Su-25BY: a tactic, not an objective
Minsk is interested in securing a slice of the Russian defence budget. Aircraft may be the mechanism.
On February 17th, during a meeting with Vladimir Putin, Lukashenka announced his intention to begin production of Su-25 attack aircraft in Belarus (although he made a reservation when he mentioned the old MiG-25 Soviet fighters, discontinued 40 years ago).
Minsk has longstanding aviation ambitions. In 2013, there was a plan to begin production of helicopters at the Orsha Aircraft Repair Plant, at that time majority owned by the Ukrainian company MSB (“Motor Sich”). Certification of these machines was expedited, and senior officials attended demonstration flights.
Following the start of the Russian-Ukrainian war in 2014, Kyiv imposed sanctions on supplying military equipment to Russia, prompting Minsk to formulate plans to relocate Ukrainian aviation production to Belarus to serve the Russian market. In April 2014, Lukashenka declared his intention to take advantage of the situation and establish Belarusian production of helicopters and other aircraft using Ukrainian technologies.
As for resuming production of the Su-25, the last production aircraft rolled off the Russian assembly line in 1992. Upgrades have been considered but always assessed as uneconomic or impractical. A hypothetical Belarusian attack aircraft based on this design self-evidently only has commercial prospects if it is mass-produced for the Russian army.

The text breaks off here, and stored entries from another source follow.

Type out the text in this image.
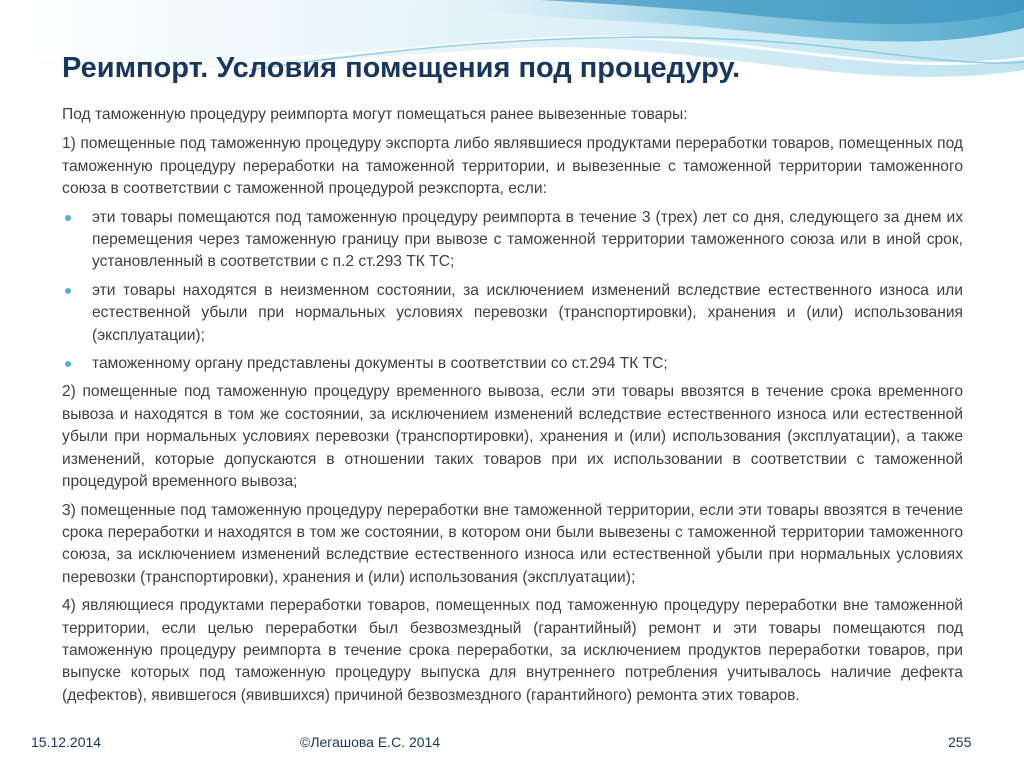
Реимпорт. Условия помещения под процедуру.

Под таможенную процедуру реимпорта могут помещаться ранее вывезенные товары:

1) помещенные под таможенную процедуру экспорта либо являвшиеся продуктами переработки товаров, помещенных под таможенную процедуру переработки на таможенной территории, и вывезенные с таможенной территории таможенного союза в соответствии с таможенной процедурой реэкспорта, если:

эти товары помещаются под таможенную процедуру реимпорта в течение 3 (трех) лет со дня, следующего за днем их перемещения через таможенную границу при вывозе с таможенной территории таможенного союза или в иной срок, установленный в соответствии с п.2 ст.293 ТК ТС;
эти товары находятся в неизменном состоянии, за исключением изменений вследствие естественного износа или естественной убыли при нормальных условиях перевозки (транспортировки), хранения и (или) использования (эксплуатации);
таможенному органу представлены документы в соответствии со ст.294 ТК ТС;

2) помещенные под таможенную процедуру временного вывоза, если эти товары ввозятся в течение срока временного вывоза и находятся в том же состоянии, за исключением изменений вследствие естественного износа или естественной убыли при нормальных условиях перевозки (транспортировки), хранения и (или) использования (эксплуатации), а также изменений, которые допускаются в отношении таких товаров при их использовании в соответствии с таможенной процедурой временного вывоза;

3) помещенные под таможенную процедуру переработки вне таможенной территории, если эти товары ввозятся в течение срока переработки и находятся в том же состоянии, в котором они были вывезены с таможенной территории таможенного союза, за исключением изменений вследствие естественного износа или естественной убыли при нормальных условиях перевозки (транспортировки), хранения и (или) использования (эксплуатации);

4) являющиеся продуктами переработки товаров, помещенных под таможенную процедуру переработки вне таможенной территории, если целью переработки был безвозмездный (гарантийный) ремонт и эти товары помещаются под таможенную процедуру реимпорта в течение срока переработки, за исключением продуктов переработки товаров, при выпуске которых под таможенную процедуру выпуска для внутреннего потребления учитывалось наличие дефекта (дефектов), явившегося (явившихся) причиной безвозмездного (гарантийного) ремонта этих товаров.

15.12.2014	©Легашова Е.С. 2014	255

Meanwhile, the production of combat aircraft in Russia has fallen by two-thirds since 2014. As the financial position of the Russian Federation worsens, and foreign markets remain closed to the Russian military-industrial complex due to Western sanctions, one can expect intense competition between Russian manufacturers for defence orders; there may be no place for a Belarusian manufacturer. It is unlikely that Lukashenka fails to understand this.
On the one hand, a statement regarding the production of the Su-25 in Belarus is a political gesture of support for the Kremlin and, on the other, a negotiating tactic to achieve greater participation of the Belarusian aircraft industry in the Russian market. Western sanctions have closed foreign markets to the Belarusian and Russian military-industrial complexes. These announcements are about money; planes are just an excuse.